Location: Children's Nutrition Research CenterTitle: Racial and ethnic differences among children with new-onset autoimmune type 1 diabetes
|Gandhi, Kajal - Baylor College Of Medicine|
|Tosur, Mustafa - Baylor College Of Medicine|
|Schaub, Rebecca - Baylor College Of Medicine|
|Haymond, Morey - Children'S Nutrition Research Center (CNRC)|
|Redondo, Maria - Baylor College Of Medicine|
Submitted to: Diabetic Medicine
Publication Type: Peer Reviewed Journal
Publication Acceptance Date: 6/13/2017
Publication Date: 7/13/2017
Citation: Gandhi, K., Tosur, M., Schaub, R., Haymond, M.W., Redondo, M.J. 2017. Racial and ethnic differences among children with new-onset autoimmune type 1 diabetes. Diabetic Medicine. 34:1435–1439. http://dx.doi.org/10.1111/dme.13408.
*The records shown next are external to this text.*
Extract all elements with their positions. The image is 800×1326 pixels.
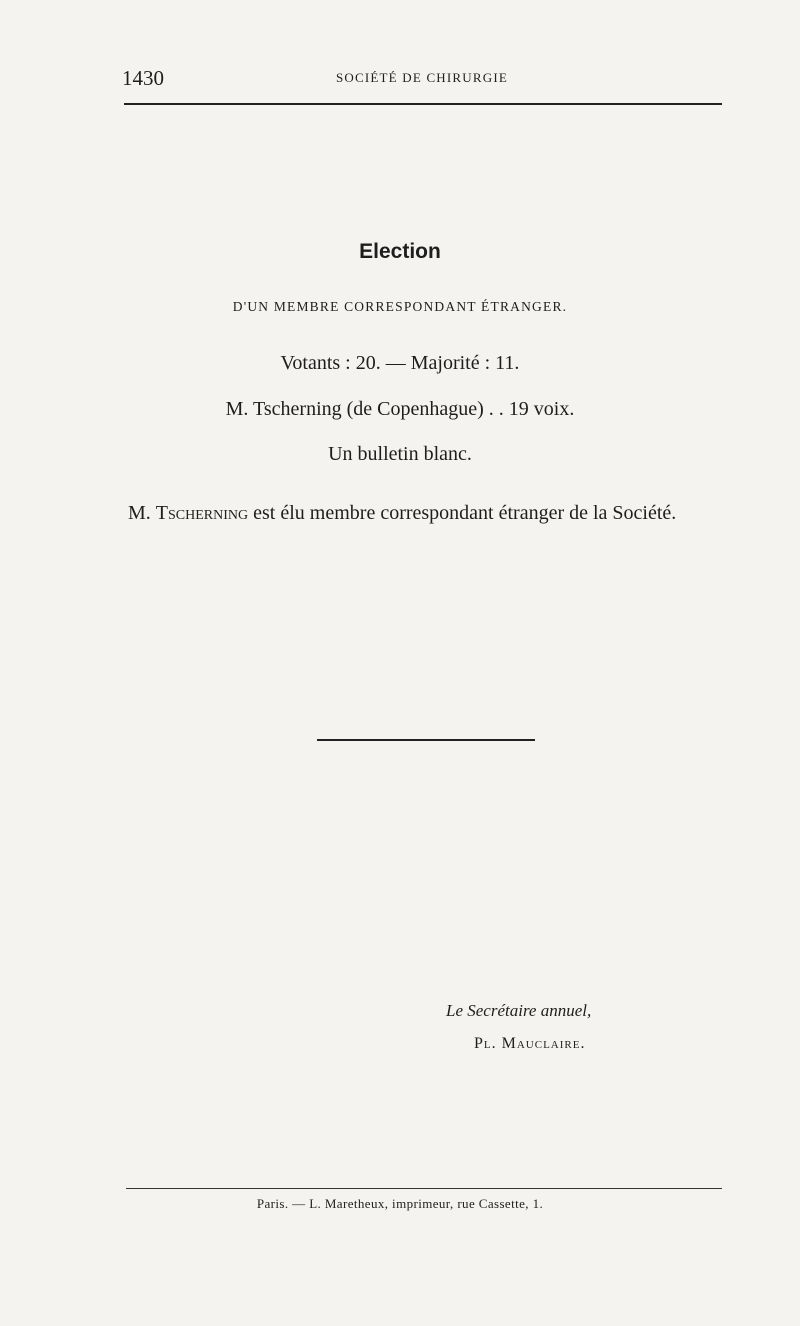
header-rule: [124, 103, 722, 105]
signature-role: Le Secrétaire annuel,: [446, 1001, 592, 1020]
running-title: SOCIÉTÉ DE CHIRURGIE: [335, 70, 509, 85]
section-title: Election: [359, 240, 441, 263]
page-number: 1430: [122, 66, 164, 90]
footer-rule: [126, 1188, 722, 1189]
votes-blank-line: Un bulletin blanc.: [328, 443, 472, 465]
result-prefix: M.: [128, 502, 151, 524]
election-result: [128, 500, 728, 526]
result-text: est élu membre correspondant étranger de la Société.: [253, 502, 677, 524]
section-divider: [317, 739, 535, 741]
running-head: [122, 66, 722, 90]
printer-imprint: Paris. — L. Maretheux, imprimeur, rue Cassette, 1.: [256, 1196, 544, 1211]
section-subtitle: D'UN MEMBRE CORRESPONDANT ÉTRANGER.: [232, 299, 568, 314]
votes-candidate-line: M. Tscherning (de Copenhague) . . 19 voix.: [225, 398, 575, 420]
votes-majority-line: Votants : 20. — Majorité : 11.: [280, 352, 520, 374]
result-name: Tscherning: [155, 502, 249, 524]
signature-name: Pl. Mauclaire.: [474, 1035, 586, 1052]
Interpretive Summary: As more and more research is carried out, it becomes apparent that there may be many causes for the clinical presentation of a single disease entity. This then leads us to explore differences (or commonalities) in the causal factors of a disease in different groups of patients. Such is the case with type 1 diabetes mellitus. We analyzed data on over 600 children with new onset type 1 diabetes at Texas Children's Hospital (Houston, Texas) comparing patient ethnic impact on clinical and laboratory findings. We found that at the onset of autoimmune Type 1 diabetes in children, Hispanic, but not African-American children showed evidence of more resistance to insulin. These findings suggest that ethnicity may contribute to the different factors that might be linked to the cause of Type 1 diabetes.
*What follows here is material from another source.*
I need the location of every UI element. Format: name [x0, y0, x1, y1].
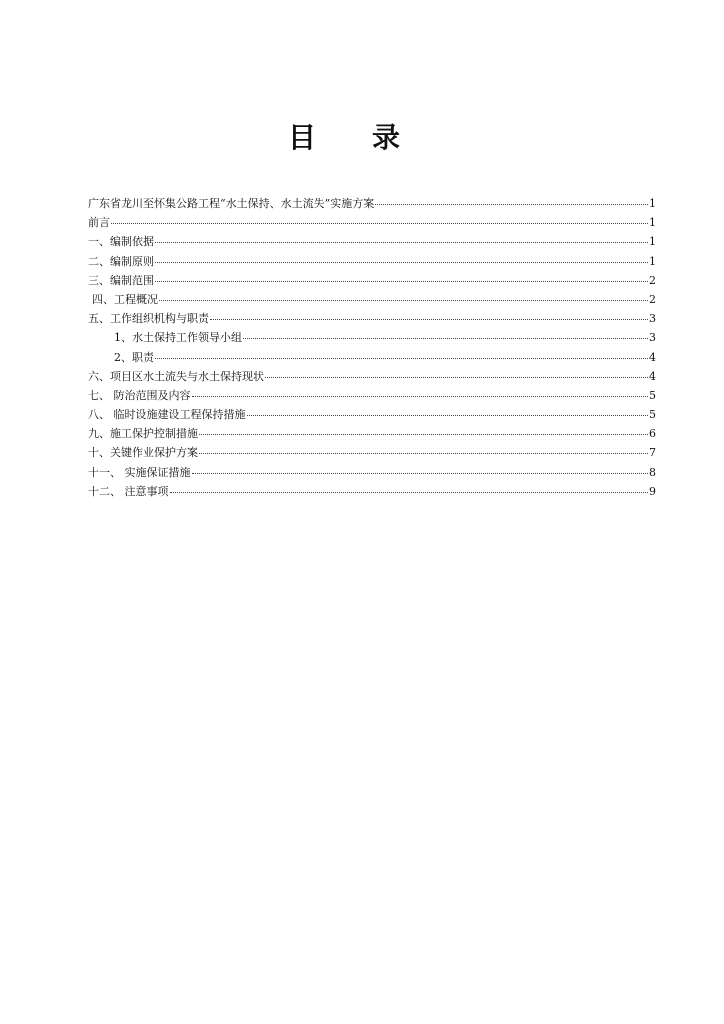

Technical Abstract: To compare demographic and clinical characteristics among children from ethnic minorities and non-Hispanic white children with new-onset autoimmune Type 1 diabetes. We analyzed a single-center series of 712 children with new-onset autoimmune Type 1 diabetes between January 2008 and March 2011. The median (range) age was 9.7 (0.3–18.1) years, the mean (SD) BMI percentile was 69.7 (25.4) and 48.3% of the cohort were girls. The cohort comprised 57.3% non-Hispanic white, 20.5% Hispanic and 14.8% African-American children, and 7.4% were of other, mixed or unknown race. The Hispanic subgroup, compared with non-Hispanic white subgroup, had a higher mean (SD) C-peptide level [0.82 (1.62) vs 0.55 (0.47) ng/ml; P=0.004), and a greater proportion of children with elevated BMI (overweight or obesity; 49.6% vs 32.5%; P<0.001) and diabetic ketoacidosis (51.8% vs 38.2%; P=0.006). The African-American group had a higher mean (SD) glucose level [24.4 (12.8) vs 21.4 (10.7) mmol/l; P=0.017], a greater proportion of children with ketoacidosis (56.7% vs 38.2%; P=0.001), a greater proportion with elevated BMI (52.9% vs 32.5%; P<0.001), and a lower proportion of children at pre-pubertal stage (49.0% vs 61.6%; P=0.01), and tended to have higher C-peptide levels [0.65 (0.59) vs 0.55 [0.47] ng/ml; P=0.079) compared with the non-Hispanic white children. The differences in Cpeptide levels compared with non-Hispanic white children persisted for Hispanic (P=0.01) but not African-American children (P=0.29) after adjustment for age, sex, BMI, ketoacidosis, glucose, Tanner stage and autoantibody number. At the onset of paediatric autoimmune Type 1 diabetes, Hispanic, but not African-American children had higher C-peptide levels, after adjustment for potential confounders, compared with non-Hispanic white children. These findings suggest that ethnicity may contribute to the heterogeneity of Type 1 diabetes Pathogenesis, with possible implications for intervention.